Krzysztof Rozpara ujawnia, czy Fame MMA stać na zakontraktowanie Friza
Krzysztof Rozpara, jeden z szefów federacji Fame MMA, w programie "Na gołe pięści" wypowiedział się na temat możliwej walki z udziałem Friza, popularnego twórcy internetowego.

Friz był w ostatnim czasie bardzo mocno łączony z federacją Fame MMA. W rozmowie z Michałem "Boxdelem" Baronem zdradził, że byłby skłonny wejść do oktagonu za kwotę około 8 milionów złotych. Czy federację stać na takiego zawodnika?
Czy Friz zawalczy w Fame MMA za 8 mln złotych?
- To gigantyczna kwota. Żeby to było takie proste, że faktycznie negocjacje sprowadzają się do ustalenia kwoty - ile możemy zapłacić, ile dana postać sprzeda PPV... Ale to jest znacznie bardziej skomplikowane. Konstrukcja karty walk jest trudnym wyzwaniem. To jest taki domek z kart, który trzeba precyzyjnie poskładać. Wielokrotnie mówiłem o tym, że kluczowe jest całe zestawienie, a nie jedna postać. Jeśli takiego Friza zestawimy z osobą przypadkową, nawet o dużej rozpoznawalności, już nie mówiąc o małej, to byłby przepalony temat - powiedział Rozpara w programie "Na gołe pięści" na RadioZET.pl.

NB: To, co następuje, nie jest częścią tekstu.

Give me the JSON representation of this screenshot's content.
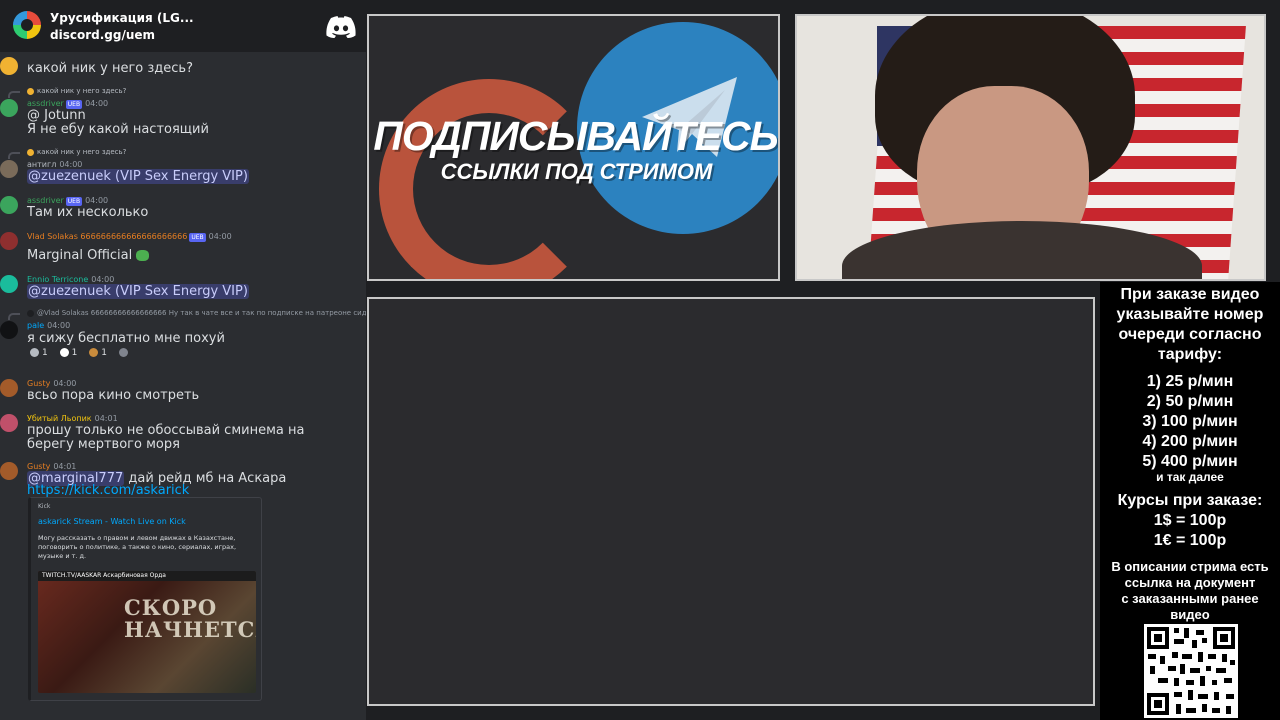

- Między zawodnikami, którzy mają ze sobą walczyć, musi zaiskrzyć. Daleki jestem od stwierdzenia, że w każdej walce musi być konflikt, ale z drugiej strony te zestawienia nie mogą być przypadkowe. To nie może być nic sztucznego, bo widzowie chcą oglądać Fame dla emocji - dodał.
Na koniec podkreślił, że trudno w tym momencie o jednoznaczną odpowiedź. Tematu jednak w żaden sposób nie zamyka. - Ja sam bardzo bym się ucieszył, gdybyśmy mogli Friza zobaczyć u nas w oktagonie. Wierzę, że takie rozmowy będą prowadzone - powiedział.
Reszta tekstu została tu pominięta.